If game app marketers had a mantra, Nicolas said, it would be “never stop testing.”

“There’s less reverence for brand marketing,” he said. “Gaming marketers have a good understanding of brand and the target audience, but they also test everything all the time – banners, video, app store pages, design – whereas a nongaming app might have an idea, test it once and then think they’re done.”

Patrick Witham, now the director of UA at delivery app Postmates, was a testing machine when he was director of user acquisition at social casino gaming company Product Madness.

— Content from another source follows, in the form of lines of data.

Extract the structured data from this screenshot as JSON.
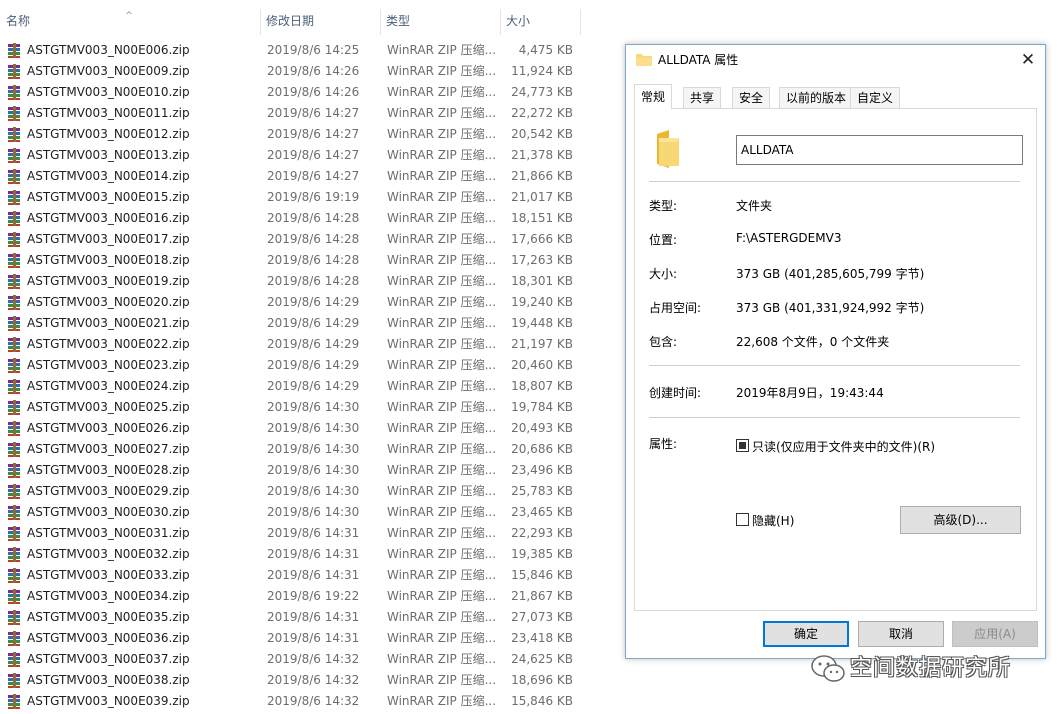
{
  "explorer": {
    "columns": {
      "name": "名称",
      "date": "修改日期",
      "type": "类型",
      "size": "大小"
    },
    "sort_icon": "sort-up-caret-icon",
    "file_icon": "winrar-archive-icon",
    "files": [
      {
        "name": "ASTGTMV003_N00E006.zip",
        "date": "2019/8/6 14:25",
        "type": "WinRAR ZIP 压缩...",
        "size": "4,475 KB"
      },
      {
        "name": "ASTGTMV003_N00E009.zip",
        "date": "2019/8/6 14:26",
        "type": "WinRAR ZIP 压缩...",
        "size": "11,924 KB"
      },
      {
        "name": "ASTGTMV003_N00E010.zip",
        "date": "2019/8/6 14:26",
        "type": "WinRAR ZIP 压缩...",
        "size": "24,773 KB"
      },
      {
        "name": "ASTGTMV003_N00E011.zip",
        "date": "2019/8/6 14:27",
        "type": "WinRAR ZIP 压缩...",
        "size": "22,272 KB"
      },
      {
        "name": "ASTGTMV003_N00E012.zip",
        "date": "2019/8/6 14:27",
        "type": "WinRAR ZIP 压缩...",
        "size": "20,542 KB"
      },
      {
        "name": "ASTGTMV003_N00E013.zip",
        "date": "2019/8/6 14:27",
        "type": "WinRAR ZIP 压缩...",
        "size": "21,378 KB"
      },
      {
        "name": "ASTGTMV003_N00E014.zip",
        "date": "2019/8/6 14:27",
        "type": "WinRAR ZIP 压缩...",
        "size": "21,866 KB"
      },
      {
        "name": "ASTGTMV003_N00E015.zip",
        "date": "2019/8/6 19:19",
        "type": "WinRAR ZIP 压缩...",
        "size": "21,017 KB"
      },
      {
        "name": "ASTGTMV003_N00E016.zip",
        "date": "2019/8/6 14:28",
        "type": "WinRAR ZIP 压缩...",
        "size": "18,151 KB"
      },
      {
        "name": "ASTGTMV003_N00E017.zip",
        "date": "2019/8/6 14:28",
        "type": "WinRAR ZIP 压缩...",
        "size": "17,666 KB"
      },
      {
        "name": "ASTGTMV003_N00E018.zip",
        "date": "2019/8/6 14:28",
        "type": "WinRAR ZIP 压缩...",
        "size": "17,263 KB"
      },
      {
        "name": "ASTGTMV003_N00E019.zip",
        "date": "2019/8/6 14:28",
        "type": "WinRAR ZIP 压缩...",
        "size": "18,301 KB"
      },
      {
        "name": "ASTGTMV003_N00E020.zip",
        "date": "2019/8/6 14:29",
        "type": "WinRAR ZIP 压缩...",
        "size": "19,240 KB"
      },
      {
        "name": "ASTGTMV003_N00E021.zip",
        "date": "2019/8/6 14:29",
        "type": "WinRAR ZIP 压缩...",
        "size": "19,448 KB"
      },
      {
        "name": "ASTGTMV003_N00E022.zip",
        "date": "2019/8/6 14:29",
        "type": "WinRAR ZIP 压缩...",
        "size": "21,197 KB"
      },
      {
        "name": "ASTGTMV003_N00E023.zip",
        "date": "2019/8/6 14:29",
        "type": "WinRAR ZIP 压缩...",
        "size": "20,460 KB"
      },
      {
        "name": "ASTGTMV003_N00E024.zip",
        "date": "2019/8/6 14:29",
        "type": "WinRAR ZIP 压缩...",
        "size": "18,807 KB"
      },
      {
        "name": "ASTGTMV003_N00E025.zip",
        "date": "2019/8/6 14:30",
        "type": "WinRAR ZIP 压缩...",
        "size": "19,784 KB"
      },
      {
        "name": "ASTGTMV003_N00E026.zip",
        "date": "2019/8/6 14:30",
        "type": "WinRAR ZIP 压缩...",
        "size": "20,493 KB"
      },
      {
        "name": "ASTGTMV003_N00E027.zip",
        "date": "2019/8/6 14:30",
        "type": "WinRAR ZIP 压缩...",
        "size": "20,686 KB"
      },
      {
        "name": "ASTGTMV003_N00E028.zip",
        "date": "2019/8/6 14:30",
        "type": "WinRAR ZIP 压缩...",
        "size": "23,496 KB"
      },
      {
        "name": "ASTGTMV003_N00E029.zip",
        "date": "2019/8/6 14:30",
        "type": "WinRAR ZIP 压缩...",
        "size": "25,783 KB"
      },
      {
        "name": "ASTGTMV003_N00E030.zip",
        "date": "2019/8/6 14:30",
        "type": "WinRAR ZIP 压缩...",
        "size": "23,465 KB"
      },
      {
        "name": "ASTGTMV003_N00E031.zip",
        "date": "2019/8/6 14:31",
        "type": "WinRAR ZIP 压缩...",
        "size": "22,293 KB"
      },
      {
        "name": "ASTGTMV003_N00E032.zip",
        "date": "2019/8/6 14:31",
        "type": "WinRAR ZIP 压缩...",
        "size": "19,385 KB"
      },
      {
        "name": "ASTGTMV003_N00E033.zip",
        "date": "2019/8/6 14:31",
        "type": "WinRAR ZIP 压缩...",
        "size": "15,846 KB"
      },
      {
        "name": "ASTGTMV003_N00E034.zip",
        "date": "2019/8/6 19:22",
        "type": "WinRAR ZIP 压缩...",
        "size": "21,867 KB"
      },
      {
        "name": "ASTGTMV003_N00E035.zip",
        "date": "2019/8/6 14:31",
        "type": "WinRAR ZIP 压缩...",
        "size": "27,073 KB"
      },
      {
        "name": "ASTGTMV003_N00E036.zip",
        "date": "2019/8/6 14:31",
        "type": "WinRAR ZIP 压缩...",
        "size": "23,418 KB"
      },
      {
        "name": "ASTGTMV003_N00E037.zip",
        "date": "2019/8/6 14:32",
        "type": "WinRAR ZIP 压缩...",
        "size": "24,625 KB"
      },
      {
        "name": "ASTGTMV003_N00E038.zip",
        "date": "2019/8/6 14:32",
        "type": "WinRAR ZIP 压缩...",
        "size": "18,696 KB"
      },
      {
        "name": "ASTGTMV003_N00E039.zip",
        "date": "2019/8/6 14:32",
        "type": "WinRAR ZIP 压缩...",
        "size": "15,846 KB"
      }
    ]
  },
  "dialog": {
    "title": "ALLDATA 属性",
    "title_icon": "folder-icon",
    "close_glyph": "✕",
    "tabs": [
      "常规",
      "共享",
      "安全",
      "以前的版本",
      "自定义"
    ],
    "active_tab": "常规",
    "folder_name": "ALLDATA",
    "properties": {
      "type_label": "类型:",
      "type_value": "文件夹",
      "location_label": "位置:",
      "location_value": "F:\\ASTERGDEMV3",
      "size_label": "大小:",
      "size_value": "373 GB (401,285,605,799 字节)",
      "size_on_disk_label": "占用空间:",
      "size_on_disk_value": "373 GB (401,331,924,992 字节)",
      "contains_label": "包含:",
      "contains_value": "22,608 个文件，0 个文件夹",
      "created_label": "创建时间:",
      "created_value": "2019年8月9日，19:43:44",
      "attributes_label": "属性:"
    },
    "attributes": {
      "readonly_label": "只读(仅应用于文件夹中的文件)(R)",
      "readonly_state": "checked",
      "hidden_label": "隐藏(H)",
      "hidden_state": "unchecked",
      "advanced_label": "高级(D)..."
    },
    "buttons": {
      "ok": "确定",
      "cancel": "取消",
      "apply": "应用(A)"
    }
  },
  "watermark": {
    "text": "空间数据研究所",
    "icon": "wechat-logo-icon"
  },
  "colors": {
    "header_text": "#4c607a",
    "secondary_text": "#6d6d6d",
    "dialog_border": "#7ea6cf",
    "primary_button_border": "#0078d7",
    "folder_yellow": "#f8d775"
  }
}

“I must have tested over 100 different ad networks,” said Witham, who started at Postmates a little over a year ago. “Over time, you really get to know the tried-and-true vendors that work, and that’s part of why companies like Postmates bring in people from mobile games, to navigate the fragmented mobile landscape.”

Adjustment period

But when UA managers move from games to other app types, they have their own learning curve.

For instance, the KPIs at games, where success is often predicated on customer acquisition cost, are different than at nongaming companies, which prize increased brand awareness as a key objective.

“The incrementality of performance marketing, for example, how do we make sure we’re not buying our organic users, didn’t come up in gaming, but in nongaming it comes up again and again,” Yelp’s Grundstein said. “The ‘would this user have come back anyway?’ question is something we think about a lot now.”

And KPIs tied to brand equity have a longer cycle to measure lifetime value than in gaming, where cohort analyses quickly track retention and predict churn among groups of users that demonstrate similar behavior.

But these differences are what keeps life interesting, Grundstein said.

“There’s no defined playbook for marketing non-gaming apps,” he said. “You’ve really just got to stay creative and stay ahead of the curve.”